Ia sendiri yang menghabisi sahabatnya.
“Kenapa bisa seperti ini~ kenapa bisa seperti ini~”
Setelah terdiam sejenak, Shinmei Kanazawa mengguncang Chiemi Honda, bersedih, “Kenapa tiba-tiba begini, aku tidak sengaja, Chiemi...”
Air mata Chiemi Honda yang semula tertahan, akhirnya menetes karena guncangan Shinmei Kanazawa...
Chiemi Honda, tamat.
Permainan Raja melarang melakukan hal yang tidak perlu, termasuk menangis...
“Chiemi?
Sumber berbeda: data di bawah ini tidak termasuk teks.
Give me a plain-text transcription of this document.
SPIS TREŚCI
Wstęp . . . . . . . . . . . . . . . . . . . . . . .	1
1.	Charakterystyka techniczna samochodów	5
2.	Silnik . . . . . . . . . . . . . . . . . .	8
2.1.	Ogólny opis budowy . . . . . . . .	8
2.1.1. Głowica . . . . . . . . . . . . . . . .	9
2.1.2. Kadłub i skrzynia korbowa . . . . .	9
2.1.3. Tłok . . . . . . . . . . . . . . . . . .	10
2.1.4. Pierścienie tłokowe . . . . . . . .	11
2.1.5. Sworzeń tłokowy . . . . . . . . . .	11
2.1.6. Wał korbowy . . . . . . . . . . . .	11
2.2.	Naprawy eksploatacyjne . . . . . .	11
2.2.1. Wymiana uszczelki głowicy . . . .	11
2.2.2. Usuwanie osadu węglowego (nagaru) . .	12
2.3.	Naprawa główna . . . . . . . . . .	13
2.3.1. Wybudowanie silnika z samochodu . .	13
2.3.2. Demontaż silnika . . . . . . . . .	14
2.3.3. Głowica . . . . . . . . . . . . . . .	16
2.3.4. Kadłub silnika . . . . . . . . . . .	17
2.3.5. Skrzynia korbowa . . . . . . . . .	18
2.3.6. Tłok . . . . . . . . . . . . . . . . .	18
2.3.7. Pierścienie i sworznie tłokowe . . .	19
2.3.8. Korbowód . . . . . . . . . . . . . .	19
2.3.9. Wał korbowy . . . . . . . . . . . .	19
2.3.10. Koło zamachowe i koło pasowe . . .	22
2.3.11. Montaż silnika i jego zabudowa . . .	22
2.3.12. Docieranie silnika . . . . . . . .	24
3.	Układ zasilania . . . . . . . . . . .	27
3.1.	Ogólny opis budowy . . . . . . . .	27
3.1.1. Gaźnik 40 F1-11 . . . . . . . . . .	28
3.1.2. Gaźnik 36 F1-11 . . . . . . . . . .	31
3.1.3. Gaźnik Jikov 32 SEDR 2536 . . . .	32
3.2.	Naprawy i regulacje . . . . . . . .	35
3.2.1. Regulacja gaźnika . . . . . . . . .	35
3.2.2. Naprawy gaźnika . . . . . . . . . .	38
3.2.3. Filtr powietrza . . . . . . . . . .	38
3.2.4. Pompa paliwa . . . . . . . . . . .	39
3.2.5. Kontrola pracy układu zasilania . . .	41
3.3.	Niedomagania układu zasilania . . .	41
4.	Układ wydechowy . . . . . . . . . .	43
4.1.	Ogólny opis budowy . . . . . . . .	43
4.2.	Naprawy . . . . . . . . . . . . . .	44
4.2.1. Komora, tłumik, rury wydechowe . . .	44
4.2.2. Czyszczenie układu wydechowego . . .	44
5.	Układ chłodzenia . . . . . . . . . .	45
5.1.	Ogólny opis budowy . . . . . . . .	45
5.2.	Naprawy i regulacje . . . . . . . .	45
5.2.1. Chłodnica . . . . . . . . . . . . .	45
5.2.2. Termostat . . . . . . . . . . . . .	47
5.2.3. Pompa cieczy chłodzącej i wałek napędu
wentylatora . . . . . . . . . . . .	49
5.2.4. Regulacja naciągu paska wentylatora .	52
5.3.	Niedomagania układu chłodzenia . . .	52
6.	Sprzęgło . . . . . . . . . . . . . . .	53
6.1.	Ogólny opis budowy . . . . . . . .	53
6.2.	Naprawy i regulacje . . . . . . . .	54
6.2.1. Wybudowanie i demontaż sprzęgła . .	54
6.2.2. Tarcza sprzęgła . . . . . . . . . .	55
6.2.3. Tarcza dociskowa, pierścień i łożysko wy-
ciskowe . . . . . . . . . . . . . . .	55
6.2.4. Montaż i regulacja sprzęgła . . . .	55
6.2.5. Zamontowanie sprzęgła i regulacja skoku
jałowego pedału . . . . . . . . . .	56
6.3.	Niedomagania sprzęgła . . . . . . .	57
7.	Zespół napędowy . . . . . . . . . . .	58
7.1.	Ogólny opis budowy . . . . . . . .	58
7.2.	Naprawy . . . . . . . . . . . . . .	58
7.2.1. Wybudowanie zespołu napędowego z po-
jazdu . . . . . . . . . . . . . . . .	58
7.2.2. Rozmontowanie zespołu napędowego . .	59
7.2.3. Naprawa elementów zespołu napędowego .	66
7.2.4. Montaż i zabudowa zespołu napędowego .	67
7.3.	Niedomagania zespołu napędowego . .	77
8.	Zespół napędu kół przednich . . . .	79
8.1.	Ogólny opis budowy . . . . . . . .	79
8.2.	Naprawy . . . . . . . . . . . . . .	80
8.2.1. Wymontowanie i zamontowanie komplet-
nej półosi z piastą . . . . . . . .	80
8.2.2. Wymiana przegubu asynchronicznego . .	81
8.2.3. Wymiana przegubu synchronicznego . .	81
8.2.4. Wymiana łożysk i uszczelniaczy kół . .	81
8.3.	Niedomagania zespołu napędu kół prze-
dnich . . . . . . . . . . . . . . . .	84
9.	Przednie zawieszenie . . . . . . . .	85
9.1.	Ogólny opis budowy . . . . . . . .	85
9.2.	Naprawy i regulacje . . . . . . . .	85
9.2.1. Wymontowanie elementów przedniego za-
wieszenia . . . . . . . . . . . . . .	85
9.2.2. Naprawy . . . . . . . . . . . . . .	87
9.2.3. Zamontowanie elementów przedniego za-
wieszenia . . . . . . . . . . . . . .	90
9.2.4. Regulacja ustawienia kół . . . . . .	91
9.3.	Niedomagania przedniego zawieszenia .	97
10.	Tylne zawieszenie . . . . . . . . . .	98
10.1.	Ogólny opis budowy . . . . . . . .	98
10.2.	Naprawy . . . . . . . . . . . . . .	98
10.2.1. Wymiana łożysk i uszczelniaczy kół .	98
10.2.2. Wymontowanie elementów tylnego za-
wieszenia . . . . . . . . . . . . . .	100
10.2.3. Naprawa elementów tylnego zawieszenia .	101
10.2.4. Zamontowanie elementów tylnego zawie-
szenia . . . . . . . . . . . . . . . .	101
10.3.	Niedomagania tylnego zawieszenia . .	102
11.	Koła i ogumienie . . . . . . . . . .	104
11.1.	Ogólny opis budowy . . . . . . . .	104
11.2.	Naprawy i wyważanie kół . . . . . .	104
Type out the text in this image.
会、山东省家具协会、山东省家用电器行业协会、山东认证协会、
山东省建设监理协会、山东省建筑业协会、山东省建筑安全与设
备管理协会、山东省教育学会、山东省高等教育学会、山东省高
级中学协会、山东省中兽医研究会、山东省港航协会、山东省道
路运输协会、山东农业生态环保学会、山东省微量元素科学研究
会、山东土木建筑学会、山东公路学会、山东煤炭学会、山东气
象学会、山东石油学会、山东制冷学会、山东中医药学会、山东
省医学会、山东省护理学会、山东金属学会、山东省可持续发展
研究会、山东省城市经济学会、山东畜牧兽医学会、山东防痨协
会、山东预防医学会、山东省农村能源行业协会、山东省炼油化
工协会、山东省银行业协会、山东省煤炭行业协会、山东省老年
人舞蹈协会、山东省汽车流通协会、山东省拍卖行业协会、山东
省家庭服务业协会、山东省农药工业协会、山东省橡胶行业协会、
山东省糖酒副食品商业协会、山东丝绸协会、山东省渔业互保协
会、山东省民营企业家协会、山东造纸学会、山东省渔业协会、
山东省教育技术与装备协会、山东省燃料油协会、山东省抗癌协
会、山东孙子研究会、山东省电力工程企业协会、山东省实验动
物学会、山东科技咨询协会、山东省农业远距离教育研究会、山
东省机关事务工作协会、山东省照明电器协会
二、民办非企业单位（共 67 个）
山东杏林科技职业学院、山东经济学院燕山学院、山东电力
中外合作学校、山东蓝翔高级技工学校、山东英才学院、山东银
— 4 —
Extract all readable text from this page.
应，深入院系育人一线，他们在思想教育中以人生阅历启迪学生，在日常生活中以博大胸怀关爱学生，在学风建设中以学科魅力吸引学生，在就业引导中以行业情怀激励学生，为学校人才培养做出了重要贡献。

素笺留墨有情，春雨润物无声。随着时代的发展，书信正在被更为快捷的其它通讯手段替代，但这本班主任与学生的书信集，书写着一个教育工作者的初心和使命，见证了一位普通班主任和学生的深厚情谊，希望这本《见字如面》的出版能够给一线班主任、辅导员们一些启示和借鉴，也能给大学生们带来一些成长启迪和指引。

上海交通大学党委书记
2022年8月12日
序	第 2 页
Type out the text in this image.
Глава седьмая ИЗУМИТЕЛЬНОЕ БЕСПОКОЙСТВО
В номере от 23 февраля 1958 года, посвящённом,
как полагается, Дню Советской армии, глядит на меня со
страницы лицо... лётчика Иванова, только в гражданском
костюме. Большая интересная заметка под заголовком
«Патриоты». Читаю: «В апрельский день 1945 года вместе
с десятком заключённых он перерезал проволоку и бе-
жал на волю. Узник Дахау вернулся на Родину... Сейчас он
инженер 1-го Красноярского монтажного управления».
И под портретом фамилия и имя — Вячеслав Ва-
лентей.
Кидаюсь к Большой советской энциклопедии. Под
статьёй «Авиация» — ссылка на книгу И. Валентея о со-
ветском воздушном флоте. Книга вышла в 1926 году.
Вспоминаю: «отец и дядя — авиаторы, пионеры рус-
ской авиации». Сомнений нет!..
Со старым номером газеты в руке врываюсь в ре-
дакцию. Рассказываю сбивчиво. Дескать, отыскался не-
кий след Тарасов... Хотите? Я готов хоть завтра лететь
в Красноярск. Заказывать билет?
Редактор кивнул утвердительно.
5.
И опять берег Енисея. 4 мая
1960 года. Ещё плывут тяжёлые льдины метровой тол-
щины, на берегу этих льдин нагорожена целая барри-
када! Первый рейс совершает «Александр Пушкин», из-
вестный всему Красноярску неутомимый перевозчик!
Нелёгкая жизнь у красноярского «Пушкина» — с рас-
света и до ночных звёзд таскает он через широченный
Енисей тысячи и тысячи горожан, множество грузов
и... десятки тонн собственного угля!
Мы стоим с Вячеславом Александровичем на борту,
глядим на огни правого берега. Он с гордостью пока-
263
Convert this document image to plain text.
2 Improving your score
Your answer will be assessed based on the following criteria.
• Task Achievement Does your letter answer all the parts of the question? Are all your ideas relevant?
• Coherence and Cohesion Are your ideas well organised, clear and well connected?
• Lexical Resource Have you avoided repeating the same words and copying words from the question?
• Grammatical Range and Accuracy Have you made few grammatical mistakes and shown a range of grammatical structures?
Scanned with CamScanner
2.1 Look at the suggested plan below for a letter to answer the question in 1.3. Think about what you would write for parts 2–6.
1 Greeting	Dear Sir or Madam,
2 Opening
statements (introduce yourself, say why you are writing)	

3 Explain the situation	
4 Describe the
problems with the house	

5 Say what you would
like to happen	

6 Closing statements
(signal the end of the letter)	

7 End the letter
Chiemi?” Pada saat ini, Shinmei Kanazawa benar-benar hancur.
Inilah arti ungkapan “ingin menangis tapi tak bisa”, Shinmei Kanazawa hanya bisa membuka mulut, bersedih tanpa suara, bahkan air mata pun sulit keluar... Untuk beberapa saat, ia benar-benar tak bisa menerima kenyataan bahwa dengan kedua tangan sendiri, ia telah mengirim sahabat dan kekasihnya pergi.
“Shinmei...” Nami Hirano yang diam-diam menyukai Shinmei Kanazawa menelepon, “Aku baru saja membaca pesan Raja, Naoya dan Chiemi sudah tiada. Tak apa, Shinmei, kamu harus bangkit, kamu masih punya aku, aku selalu menyukaimu... Shinmei, bagaimana keadaanmu sekarang?”
“Aku menangis...” Terdengar pesan terakhir Shinmei Kanazawa lewat telepon...
Nami Hirano mendengar kata-kata Shinmei Kanazawa, air matanya pun mengalir.
Aku juga menangis, bagaimana dengan kalian?